I only started learning to speak and read and write in English when I was five years old. My family fled our home in Cuba in September of 1966, landing in Southern California just in time for me to begin my life as a student in the English-speaking United States with all the other students of my American generation. Now, a half-century later, I find myself encountering English anew, as originally written and in expert translation, across a gorgeous array of pieces of short fiction written by this year’s nominees for the Caine Prize for African Writing.
This experience made me consider in astonishment both the broad extension through time and the remarkable breadth of geographical space that could join a barely Anglophone Cuban child, thanks to his instant, instinctive love of reading superhero comic books in American English – a love that began in a late-1960’s working-class Mexican neighborhood of East Los Angeles – to the diverse fictive worlds cast into the “same” language from the imaginations of 21st century “African” writers from countries as varied as Egypt and Ghana, Sudan and South Africa, Kenya and Cameroon. The experience requires an explicit acknowledgment of the complex, violent imperial reach of English as a language of power, and an honest appreciation of, and respect for, the resilience of the generations of speakers and readers and writers in anyone’s English for whom access to that language never guaranteed access to anything else, least of all power.
My US training in British and American literature, and my specialization in US Latino literature, certainly prepared me to listen for the traces of other languages even if the writing was first cast in English, and to respect the task of the translator regardless of which direction their work took in translating from or to. This process confirms that no text is ever strictly speaking monolingual, because no language has ever successfully so guarded its borders.
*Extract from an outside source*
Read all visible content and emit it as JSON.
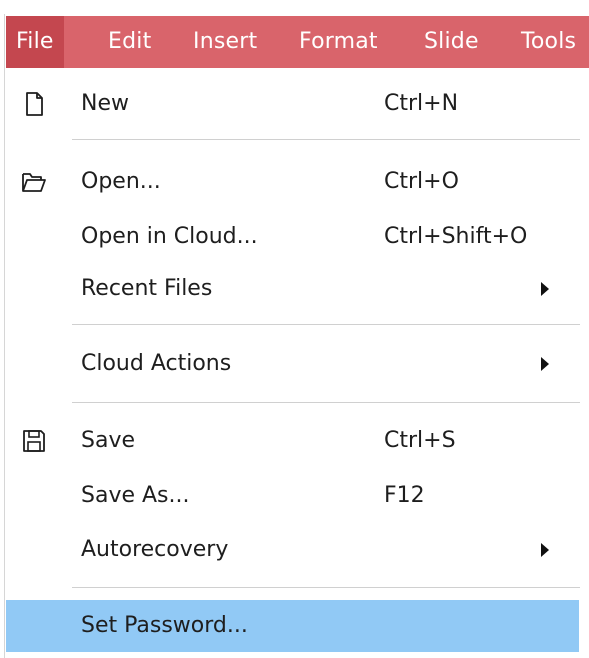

African English, like Latino English, is not one thing, never speaks from one place or in one voice: this is what the five shortlisted stories for the 2017 Caine Prize together told us, each in its own way, and on its own terms. The beauties of imaginative encounter range here from the intimate, fatal risks of queer love and desire to those of sibling attachment and sacrifice, from the bare survival of traumatic and soul-destroying violence in a shattered city to the speculative creation of possible other worlds, as either a fanciful lateral projection of our own, or a dystopic prognosis of the world to come if our current destructive pathologies remain unchecked. The five shortlisted stories also took the measure of talent, and vision, and diversity shared by this year’s entire field of entries: a vast, composite, living literary territory that I am grateful to have explored with my fellow jurors, and one that I welcome every curious reader to enter as well for the treasures to be found there, treasures that, because they’re freely given in and as art, already belong to everyone.